LIPUTAN KHUSUS:

Deforestasi, Mengoyak Perut dan Ingatan Masyarakat Adat Papua


Penulis : Raden Ariyo Wicaksono

Bagi rakyat Papua, hutan adalah pasar raya. Semua hal yang dibutuhkan tersedia gratis.

Hutan

Selasa, 02 Februari 2021

Editor : Sandy Indra Pratama

BETAHITA.ID - "Di sini di tempat ini, Tete Nene kami mengakhiri Perang Ngayu (berburu kepala) dengan suku lain, tempat perdamaian'. 'Di sini di tempat ini, dusun lama kami"

Kalimat itu menempel di ingatan Rassela Melinda, Peneliti Yayasan Pusaka Bentala Rakyat, yang dalam beberapa tahun terakhir melakukan pendampingan kepada masyarakat adat di Tanah Papua. Hutan adalah segalanya bagi rakyat adat Papua.

Keterikatan antara masyarakat Papua dengan hutannya sangat kompleks. Bukan melulu cuma soal perut. Masih banyak hal lain, persis seperti perkataan pembuka tadi, hutan juga menyimpan memori sejarah bagi identitas masyarakat adat. Dengan mengasosiasikan dan menandai beberapa tempat dengan kejadian-kejadian lampau yang penting.

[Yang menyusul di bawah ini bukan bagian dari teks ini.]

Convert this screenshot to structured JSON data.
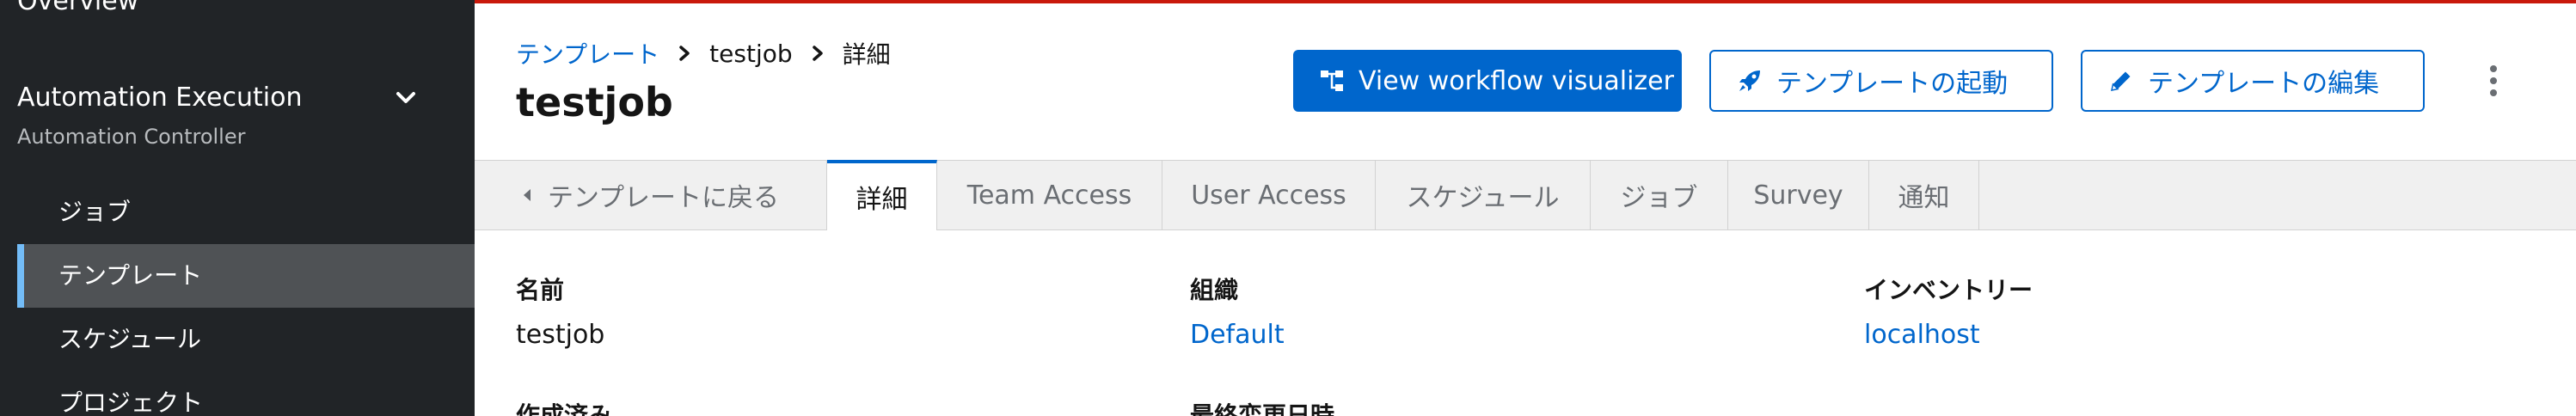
{
  "sidebar": {
    "overview": "Overview",
    "section_title": "Automation Execution",
    "section_sub": "Automation Controller",
    "items": [
      {
        "label": "ジョブ"
      },
      {
        "label": "テンプレート"
      },
      {
        "label": "スケジュール"
      },
      {
        "label": "プロジェクト"
      }
    ]
  },
  "breadcrumb": {
    "root": "テンプレート",
    "job": "testjob",
    "current": "詳細"
  },
  "page_title": "testjob",
  "actions": {
    "visualizer": "View workflow visualizer",
    "launch": "テンプレートの起動",
    "edit": "テンプレートの編集"
  },
  "tabs": {
    "back": "テンプレートに戻る",
    "details": "詳細",
    "team_access": "Team Access",
    "user_access": "User Access",
    "schedules": "スケジュール",
    "jobs": "ジョブ",
    "survey": "Survey",
    "notifications": "通知"
  },
  "details": {
    "name_label": "名前",
    "name_value": "testjob",
    "org_label": "組織",
    "org_value": "Default",
    "inventory_label": "インベントリー",
    "inventory_value": "localhost",
    "created_label": "作成済み",
    "modified_label": "最終変更日時"
  },
  "colors": {
    "brand_red": "#c9190b",
    "primary": "#0066cc",
    "sidebar_bg": "#212427",
    "active_indicator": "#73bcf7"
  }
}
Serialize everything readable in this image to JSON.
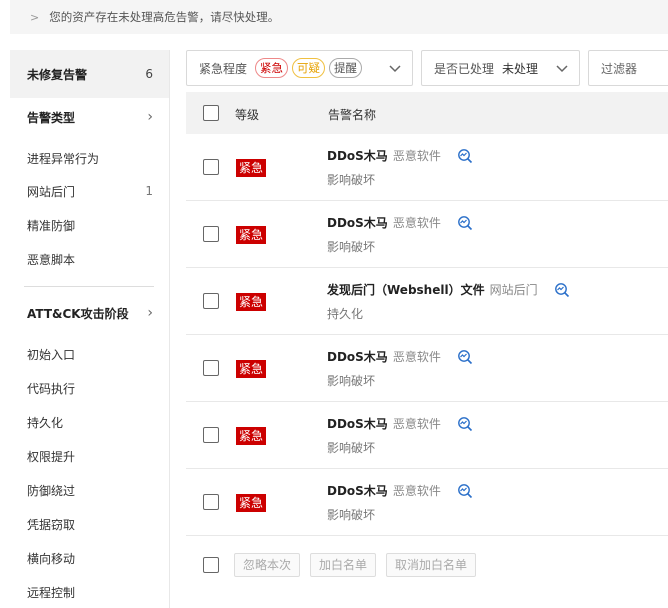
{
  "notice": {
    "text": "您的资产存在未处理高危告警，请尽快处理。"
  },
  "sidebar": {
    "head": {
      "title": "未修复告警",
      "count": "6"
    },
    "section_type": "告警类型",
    "type_items": [
      {
        "label": "进程异常行为",
        "count": ""
      },
      {
        "label": "网站后门",
        "count": "1"
      },
      {
        "label": "精准防御",
        "count": ""
      },
      {
        "label": "恶意脚本",
        "count": ""
      }
    ],
    "section_attck": "ATT&CK攻击阶段",
    "attck_items": [
      {
        "label": "初始入口"
      },
      {
        "label": "代码执行"
      },
      {
        "label": "持久化"
      },
      {
        "label": "权限提升"
      },
      {
        "label": "防御绕过"
      },
      {
        "label": "凭据窃取"
      },
      {
        "label": "横向移动"
      },
      {
        "label": "远程控制"
      }
    ]
  },
  "filters": {
    "severity_label": "紧急程度",
    "tags": [
      "紧急",
      "可疑",
      "提醒"
    ],
    "handled_label": "是否已处理",
    "handled_value": "未处理",
    "filter_placeholder": "过滤器"
  },
  "table": {
    "col_level": "等级",
    "col_name": "告警名称",
    "rows": [
      {
        "level": "紧急",
        "name": "DDoS木马",
        "category": "恶意软件",
        "impact": "影响破坏"
      },
      {
        "level": "紧急",
        "name": "DDoS木马",
        "category": "恶意软件",
        "impact": "影响破坏"
      },
      {
        "level": "紧急",
        "name": "发现后门（Webshell）文件",
        "category": "网站后门",
        "impact": "持久化"
      },
      {
        "level": "紧急",
        "name": "DDoS木马",
        "category": "恶意软件",
        "impact": "影响破坏"
      },
      {
        "level": "紧急",
        "name": "DDoS木马",
        "category": "恶意软件",
        "impact": "影响破坏"
      },
      {
        "level": "紧急",
        "name": "DDoS木马",
        "category": "恶意软件",
        "impact": "影响破坏"
      }
    ]
  },
  "footer": {
    "ignore": "忽略本次",
    "whitelist": "加白名单",
    "cancel_whitelist": "取消加白名单"
  },
  "colors": {
    "urgent": "#cc0000",
    "suspicious": "#e6a100",
    "icon": "#2a6fc9"
  },
  "icons": {
    "row_action": "trend-search-icon",
    "chevron_right": "chevron-right-icon",
    "chevron_down": "chevron-down-icon"
  }
}
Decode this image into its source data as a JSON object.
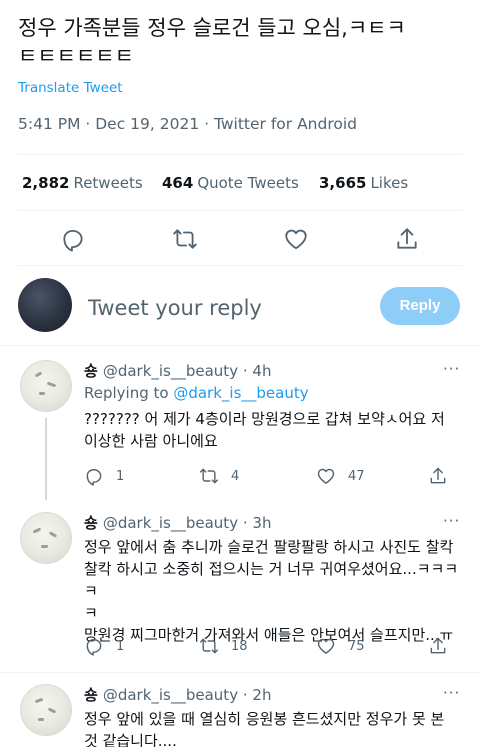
{
  "tweet": {
    "text_line1": "정우 가족분들 정우 슬로건 들고 오심,ㅋㅌㅋ",
    "text_line2": "ㅌㅌㅌㅌㅌㅌ",
    "translate_label": "Translate Tweet",
    "timestamp": "5:41 PM · Dec 19, 2021 · Twitter for Android"
  },
  "stats": {
    "retweets_count": "2,882",
    "retweets_label": "Retweets",
    "quotes_count": "464",
    "quotes_label": "Quote Tweets",
    "likes_count": "3,665",
    "likes_label": "Likes"
  },
  "actions": [
    "reply-icon",
    "retweet-icon",
    "like-icon",
    "share-icon"
  ],
  "compose": {
    "placeholder": "Tweet your reply",
    "reply_button": "Reply"
  },
  "colors": {
    "accent": "#1d9bf0",
    "reply_button_disabled": "#8ecdf8",
    "secondary_text": "#536471"
  },
  "replies": [
    {
      "name": "숑",
      "handle": "@dark_is__beauty",
      "time": "· 4h",
      "more": "···",
      "replying_prefix": "Replying to ",
      "replying_to": "@dark_is__beauty",
      "text_line1": "??????? 어 제가 4층이라 망원경으로 갑쳐 보약ㅅ어요 저",
      "text_line2": "이상한 사람 아니에요",
      "reply_count": "1",
      "retweet_count": "4",
      "like_count": "47"
    },
    {
      "name": "숑",
      "handle": "@dark_is__beauty",
      "time": "· 3h",
      "more": "···",
      "text_line1": "정우 앞에서 춤 추니까 슬로건 팔랑팔랑 하시고 사진도 찰칵",
      "text_line2": "찰칵 하시고 소중히 접으시는 거 너무 귀여우셨어요...ㅋㅋㅋㅋ",
      "text_line3": "ㅋ",
      "text_line4": "망원경 찌그마한거 가져와서 애들은 안보여서 슬프지만...ㅠ",
      "reply_count": "1",
      "retweet_count": "18",
      "like_count": "75"
    },
    {
      "name": "숑",
      "handle": "@dark_is__beauty",
      "time": "· 2h",
      "more": "···",
      "text_line1": "정우 앞에 있을 때 열심히 응원봉 흔드셨지만 정우가 못 본",
      "text_line2": "것 같습니다...."
    }
  ]
}
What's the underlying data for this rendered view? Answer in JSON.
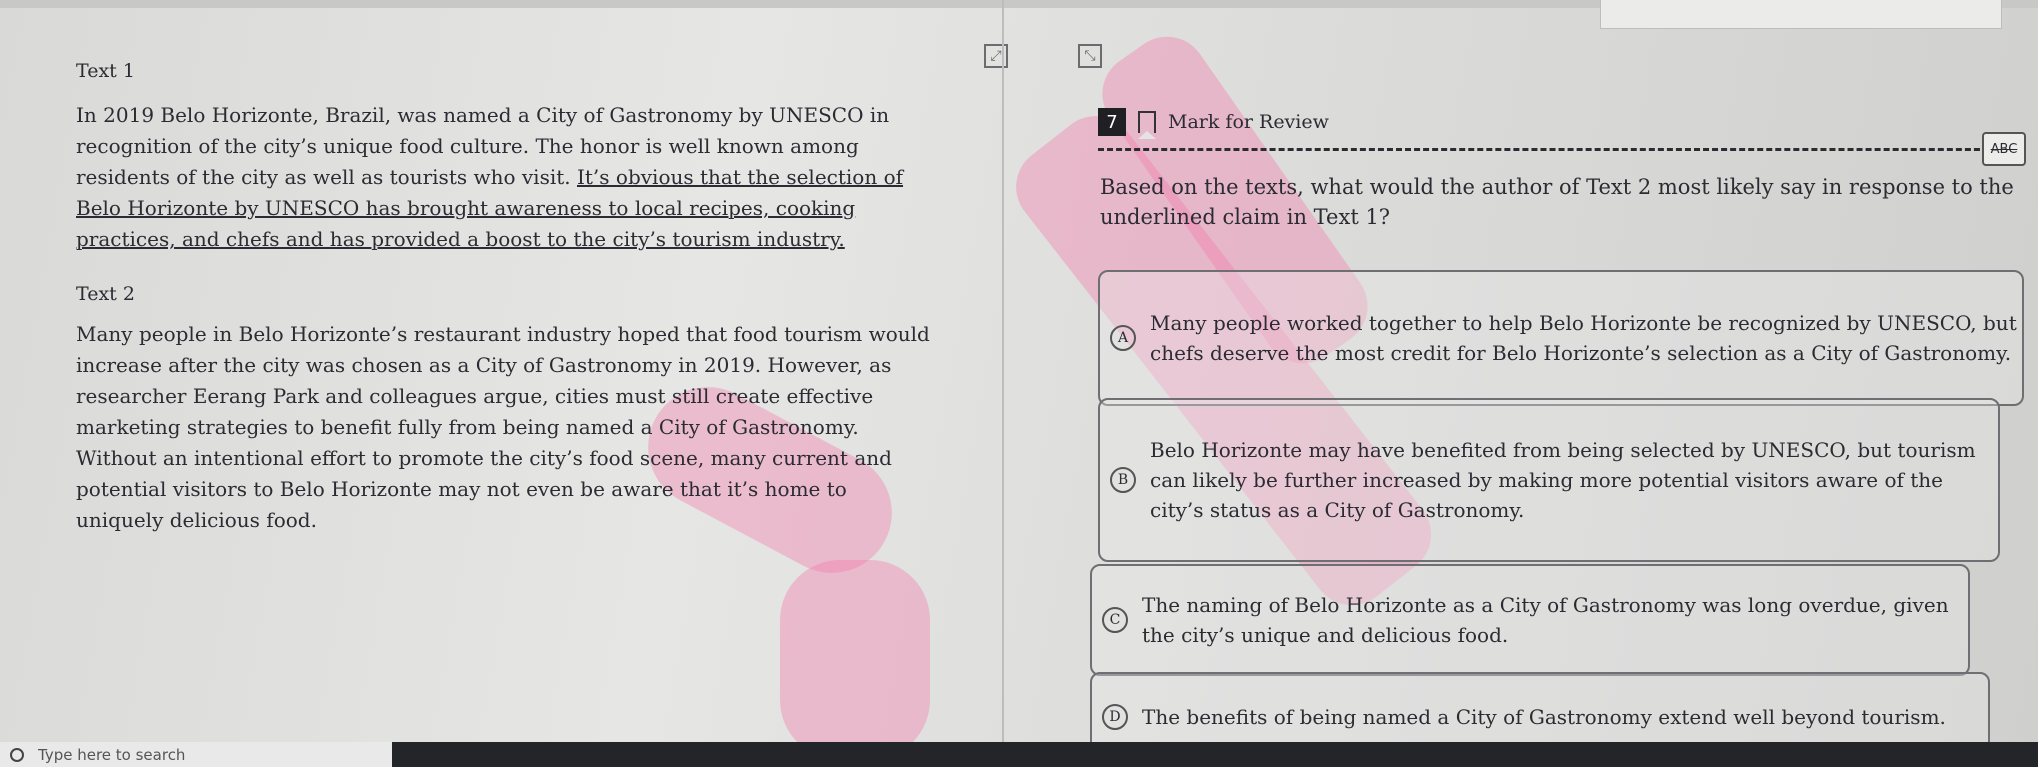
{
  "toolbar": {
    "expand_icon": "expand-icon",
    "collapse_icon": "collapse-icon"
  },
  "passages": {
    "text1_title": "Text 1",
    "text1_before": "In 2019 Belo Horizonte, Brazil, was named a City of Gastronomy by UNESCO in recognition of the city’s unique food culture. The honor is well known among residents of the city as well as tourists who visit. ",
    "text1_underlined": "It’s obvious that the selection of Belo Horizonte by UNESCO has brought awareness to local recipes, cooking practices, and chefs and has provided a boost to the city’s tourism industry.",
    "text2_title": "Text 2",
    "text2_body": "Many people in Belo Horizonte’s restaurant industry hoped that food tourism would increase after the city was chosen as a City of Gastronomy in 2019. However, as researcher Eerang Park and colleagues argue, cities must still create effective marketing strategies to benefit fully from being named a City of Gastronomy. Without an intentional effort to promote the city’s food scene, many current and potential visitors to Belo Horizonte may not even be aware that it’s home to uniquely delicious food."
  },
  "question": {
    "number": "7",
    "mark_for_review": "Mark for Review",
    "abc_label": "ABC",
    "prompt": "Based on the texts, what would the author of Text 2 most likely say in response to the underlined claim in Text 1?",
    "options": [
      {
        "letter": "A",
        "text": "Many people worked together to help Belo Horizonte be recognized by UNESCO, but chefs deserve the most credit for Belo Horizonte’s selection as a City of Gastronomy."
      },
      {
        "letter": "B",
        "text": "Belo Horizonte may have benefited from being selected by UNESCO, but tourism can likely be further increased by making more potential visitors aware of the city’s status as a City of Gastronomy."
      },
      {
        "letter": "C",
        "text": "The naming of Belo Horizonte as a City of Gastronomy was long overdue, given the city’s unique and delicious food."
      },
      {
        "letter": "D",
        "text": "The benefits of being named a City of Gastronomy extend well beyond tourism."
      }
    ]
  },
  "taskbar": {
    "search_placeholder": "Type here to search"
  }
}
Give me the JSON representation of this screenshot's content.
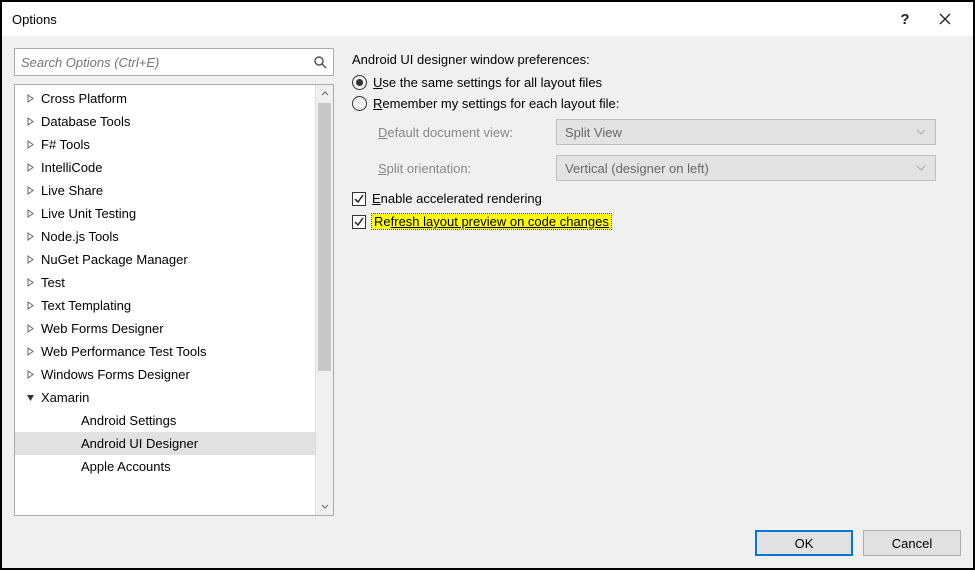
{
  "window": {
    "title": "Options"
  },
  "search": {
    "placeholder": "Search Options (Ctrl+E)"
  },
  "tree": {
    "items": [
      {
        "label": "Cross Platform",
        "level": 1,
        "expandable": true,
        "expanded": false
      },
      {
        "label": "Database Tools",
        "level": 1,
        "expandable": true,
        "expanded": false
      },
      {
        "label": "F# Tools",
        "level": 1,
        "expandable": true,
        "expanded": false
      },
      {
        "label": "IntelliCode",
        "level": 1,
        "expandable": true,
        "expanded": false
      },
      {
        "label": "Live Share",
        "level": 1,
        "expandable": true,
        "expanded": false
      },
      {
        "label": "Live Unit Testing",
        "level": 1,
        "expandable": true,
        "expanded": false
      },
      {
        "label": "Node.js Tools",
        "level": 1,
        "expandable": true,
        "expanded": false
      },
      {
        "label": "NuGet Package Manager",
        "level": 1,
        "expandable": true,
        "expanded": false
      },
      {
        "label": "Test",
        "level": 1,
        "expandable": true,
        "expanded": false
      },
      {
        "label": "Text Templating",
        "level": 1,
        "expandable": true,
        "expanded": false
      },
      {
        "label": "Web Forms Designer",
        "level": 1,
        "expandable": true,
        "expanded": false
      },
      {
        "label": "Web Performance Test Tools",
        "level": 1,
        "expandable": true,
        "expanded": false
      },
      {
        "label": "Windows Forms Designer",
        "level": 1,
        "expandable": true,
        "expanded": false
      },
      {
        "label": "Xamarin",
        "level": 1,
        "expandable": true,
        "expanded": true
      },
      {
        "label": "Android Settings",
        "level": 2,
        "expandable": false
      },
      {
        "label": "Android UI Designer",
        "level": 2,
        "expandable": false,
        "selected": true
      },
      {
        "label": "Apple Accounts",
        "level": 2,
        "expandable": false
      }
    ]
  },
  "prefs": {
    "heading": "Android UI designer window preferences:",
    "radio1": {
      "pre": "U",
      "rest": "se the same settings for all layout files",
      "checked": true
    },
    "radio2": {
      "pre": "R",
      "rest": "emember my settings for each layout file:",
      "checked": false
    },
    "docview": {
      "label_pre": "D",
      "label_rest": "efault document view:",
      "value": "Split View"
    },
    "split": {
      "label_pre": "S",
      "label_rest": "plit orientation:",
      "value": "Vertical (designer on left)"
    },
    "check1": {
      "pre": "E",
      "rest": "nable accelerated rendering",
      "checked": true
    },
    "check2": {
      "pre": "R",
      "mid": "e",
      "rest": "fresh layout preview on code changes",
      "checked": true,
      "highlighted": true
    }
  },
  "buttons": {
    "ok": "OK",
    "cancel": "Cancel"
  }
}
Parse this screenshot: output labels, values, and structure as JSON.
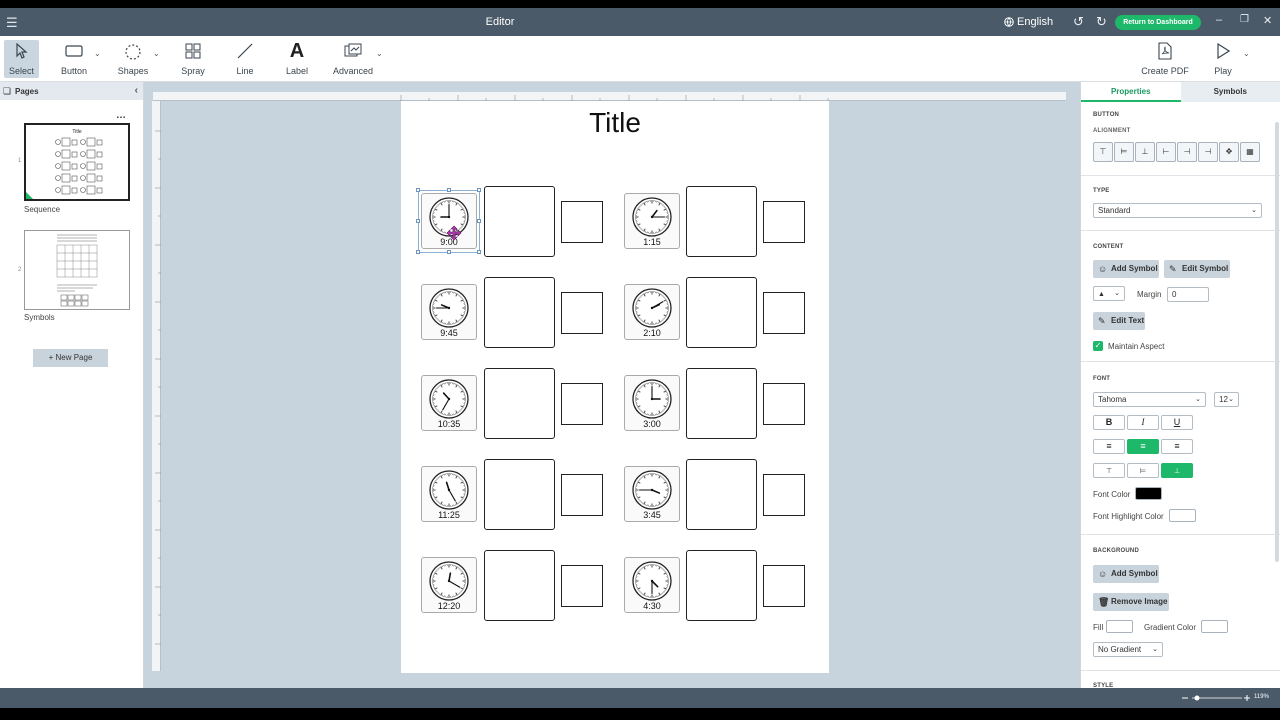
{
  "titlebar": {
    "title": "Editor",
    "language": "English",
    "return_label": "Return to Dashboard"
  },
  "toolbar": {
    "tools": [
      {
        "label": "Select",
        "icon": "cursor-icon"
      },
      {
        "label": "Button",
        "icon": "button-icon"
      },
      {
        "label": "Shapes",
        "icon": "shapes-icon"
      },
      {
        "label": "Spray",
        "icon": "spray-icon"
      },
      {
        "label": "Line",
        "icon": "line-icon"
      },
      {
        "label": "Label",
        "icon": "label-icon"
      },
      {
        "label": "Advanced",
        "icon": "advanced-icon"
      }
    ],
    "create_pdf": "Create PDF",
    "play": "Play"
  },
  "pages_panel": {
    "header": "Pages",
    "pages": [
      {
        "number": "1",
        "label": "Sequence"
      },
      {
        "number": "2",
        "label": "Symbols"
      }
    ],
    "new_page": "+ New Page"
  },
  "document": {
    "title": "Title",
    "left_times": [
      "9:00",
      "9:45",
      "10:35",
      "11:25",
      "12:20"
    ],
    "right_times": [
      "1:15",
      "2:10",
      "3:00",
      "3:45",
      "4:30"
    ]
  },
  "properties": {
    "tabs": [
      "Properties",
      "Symbols"
    ],
    "section_button": "BUTTON",
    "section_alignment": "ALIGNMENT",
    "section_type": "TYPE",
    "type_value": "Standard",
    "section_content": "CONTENT",
    "add_symbol": "Add Symbol",
    "edit_symbol": "Edit Symbol",
    "margin_label": "Margin",
    "margin_value": "0",
    "edit_text": "Edit Text",
    "maintain_aspect": "Maintain Aspect",
    "section_font": "FONT",
    "font_family": "Tahoma",
    "font_size": "12",
    "bold": "B",
    "italic": "I",
    "underline": "U",
    "font_color_label": "Font Color",
    "font_highlight_label": "Font Highlight Color",
    "section_background": "BACKGROUND",
    "bg_add_symbol": "Add Symbol",
    "remove_image": "Remove Image",
    "fill_label": "Fill",
    "gradient_color_label": "Gradient Color",
    "gradient_value": "No Gradient",
    "section_style": "STYLE",
    "colors": {
      "font_color": "#000000",
      "accent": "#1db86a"
    }
  },
  "status": {
    "zoom": "119%"
  }
}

Rasela lantas mengutip ucapan lain. Menurutnya, salah seorang Mama -sebutan lain perempuan dewasa yang sudah berumah tangga,  di Tanah Papua, di Kampung Subur di Kabupaten Boven Digoel pernah berkata kepadanya, bahwa hutan adalah pasar raya bagi masyarakat adat. Semua hal yang dibutuhkan tersedia secara gratis, tinggal bagaimana menjaga, merawat dan mewariskannya kepada generasi berikutnya.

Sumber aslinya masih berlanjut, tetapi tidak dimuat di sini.